I love data – and the importance of monitoring

I find failure causes interesting.  I enjoy fixing things, but more so I like learning why something is broke.  A large part of fixing any problem is finding the root cause.  One of the things that can aid in finding a root cause is data.  The more data you have on something, the easier it is for you to spot an anomaly and track down the root cause.

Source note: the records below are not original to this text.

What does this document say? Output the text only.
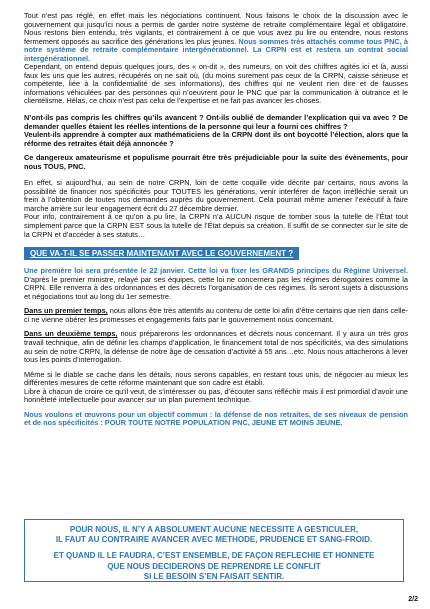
Tout n’est pas réglé, en effet mais les négociations continuent. Nous faisons le choix de la discussion avec le gouvernement qui jusqu’ici nous a permis de garder notre système de retraite complémentaire légal et obligatoire. Nous restons bien entendu, très vigilants, et contrairement à ce que vous avez pu lire ou entendre, nous restons fermement opposés au sacrifice des générations les plus jeunes. Nous sommes très attachés comme tous PNC, à notre système de retraite complémentaire intergénérationnel. La CRPN est et restera un contrat social intergénérationnel.

Cependant, on entend depuis quelques jours, des « on-dit », des rumeurs, on voit des chiffres agités ici et là, aussi faux les uns que les autres, récupérés on ne sait où, (du moins surement pas ceux de la CRPN, caisse sérieuse et compétente, liée à la confidentialité de ses informations), des chiffres qui ne veulent rien dire et de fausses informations véhiculées par des personnes qui n’oeuvrent pour le PNC que par la communication à outrance et le clientélisme. Hélas, ce choix n’est pas celui de l’expertise et ne fait pas avancer les choses.

N’ont-ils pas compris les chiffres qu’ils avancent ? Ont-ils oublié de demander l’explication qui va avec ? De demander quelles étaient les réelles intentions de la personne qui leur a fourni ces chiffres ?

Veulent-ils apprendre à compter aux mathématiciens de la CRPN dont ils ont boycotté l’élection, alors que la réforme des retraites était déjà annoncée ?

Ce dangereux amateurisme et populisme pourrait être très préjudiciable pour la suite des évènements, pour nous TOUS, PNC.

En effet, si aujourd’hui, au sein de notre CRPN, loin de cette coquille vide décrite par certains, nous avons la possibilité de financer nos spécificités pour TOUTES les générations, venir interférer de façon irréfléchie serait un frein à l’obtention de toutes nos demandes auprès du gouvernement. Cela pourrait même amener l’exécutif à faire marche arrière sur leur engagement écrit du 27 décembre dernier.

Pour info, contrairement à ce qu’on a pu lire, la CRPN n’a AUCUN risque de tomber sous la tutelle de l’État tout simplement parce que la CRPN EST sous la tutelle de l’État depuis sa création. Il suffit de se connecter sur le site de la CRPN et d’accéder à ses statuts…

QUE VA-T-IL SE PASSER MAINTENANT AVEC LE GOUVERNEMENT ?

Une première loi sera présentée le 22 janvier. Cette loi va fixer les GRANDS principes du Régime Universel. D’après le premier ministre, relayé par ses équipes, cette loi ne concernera pas les régimes dérogatoires comme la CRPN. Elle renverra à des ordonnances et des décrets l’organisation de ces régimes. Ils seront sujets à discussions et négociations tout au long du 1er semestre.

Dans un premier temps, nous allons être très attentifs au contenu de cette loi afin d’être certains que rien dans celle-ci ne vienne obérer les promesses et engagements faits par le gouvernement nous concernant.

Dans un deuxième temps, nous préparerons les ordonnances et décrets nous concernant. Il y aura un très gros travail technique, afin de définir les champs d’application, le financement total de nos spécificités, via des simulations au sein de notre CRPN, la défense de notre âge de cessation d’activité à 55 ans…etc. Nous nous attacherons à lever tous les points d’interrogation.

Même si le diable se cache dans les détails, nous serons capables, en restant tous unis, de négocier au mieux les différentes mesures de cette réforme maintenant que son cadre est établi.

Libre à chacun de croire ce qu’il veut, de s’intéresser ou pas, d’écouter sans réfléchir mais il est primordial d’avoir une honnêteté intellectuelle pour avancer sur un plan purement technique.

Nous voulons et œuvrons pour un objectif commun : la défense de nos retraites, de ses niveaux de pension et de nos spécificités : POUR TOUTE NOTRE POPULATION PNC, JEUNE ET MOINS JEUNE.

POUR NOUS, IL N’Y A ABSOLUMENT AUCUNE NECESSITE A GESTICULER,
IL FAUT AU CONTRAIRE AVANCER AVEC METHODE, PRUDENCE ET SANG-FROID.
ET QUAND IL LE FAUDRA, C’EST ENSEMBLE, DE FAÇON REFLECHIE ET HONNETE
QUE NOUS DECIDERONS DE REPRENDRE LE CONFLIT
SI LE BESOIN S’EN FAISAIT SENTIR.
2/2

Let’s take a real world example.  We implement a monitoring tool call Nagios XI where I work and it does all sort of nifty monitoring and alerting for us.  I recently got a notification that disk space was running low for a particular mounted disk that is used to store various files.  This alert was unusual as the files on this disk are only kept for a specific time period (45 days in this case) and then they are purged.  So seeing this alert raised an eye brow.  First thing I did?  Check our monitoring system.  Let’s see what recent disk usage activity looks like for the last few months:

Look at that data! Isn’t it wonderful?  No?  Sure it is!  Let me explain… you can see things humming along nicely.  Files are getting deleted regularly keeping space usage in check… until mid-February.  Well that’s weird… what changed?  Remember what I said about the 45 day retention period?  Think what happened about 45 days before mid-February… That’s right, the New Year!  Our year changed from 2016 to 2017.  At this point, things start clicking.  Hop in to the server, and my suspicions are confirmed.  The retention job points to a year specific main folder.  It was pointed to the 2016 folder.  Simply updating the job to point to the 2017 folder and re-running the job fixed the issue.  Problem solved! At least for a year 🙂

And thus the importance of monitoring your stuff.  Had we not been monitoring this server, we wouldn’t have known this cron job broke and that the disk was approaching full. What happens when a disk maxes out?  Well, new data can’t be written, and would have been lost. Proactive monitoring once again saves the day, allowing us to to fix a problem before it actually becomes a real problem!  Pretty neat, you know, if you’re in to that kind of stuff.